The mountains of the Karakoram Range and the Himalaya separate the South Asian subcontinent from the rest of Asia. These mountains form the northern border of India, the world's most populous democracy. The Himalaya and seasonal monsoons influence India's climate. Agriculture and industry are equally important economic activities. India's green revolution was successful in increasing the country's food production. About 4,000 years ago, one of the world's first civilizations developed along the Indus River. The religion of Hinduism developed in India and is still practiced by about 80 percent of India's people.

Once a single nation, Pakistan and Bangladesh today are separate Muslim countries that border India on the west and east. Towering mountains occupy most of northern and western Pakistan. Pakistan and India both claim the territory of Kashmir, which has led to conflict. Almost 70 percent of Pakistan's people live in rural villages, and most follow traditional customs. The Ganges and Brahmaputra Rivers form a huge delta in Bangladesh, one of the poorest and most densely populated countries in the world.

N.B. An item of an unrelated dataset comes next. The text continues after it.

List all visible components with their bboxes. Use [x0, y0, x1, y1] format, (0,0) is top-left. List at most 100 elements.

Nepal and Bhutan both lie in the Himalaya. Mount Everest, the world's highest mountain, is located in Nepal. The economies of Nepal and Bhutan are based largely on farming. Hinduism is Nepal's official religion, whereas most of Bhutan's people remain deeply loyal to Buddhism. Sri Lanka lies about 20 miles off the southeastern coast of India. Agriculture has long been important here, but there are many new and growing industries. Since 1983 Sri Lanka's two main ethnic groups—the Sinhalese and the Tamils—have fought a violent civil war. About 1,200 coral islands make up the Maldives. Tourism is the biggest industry there.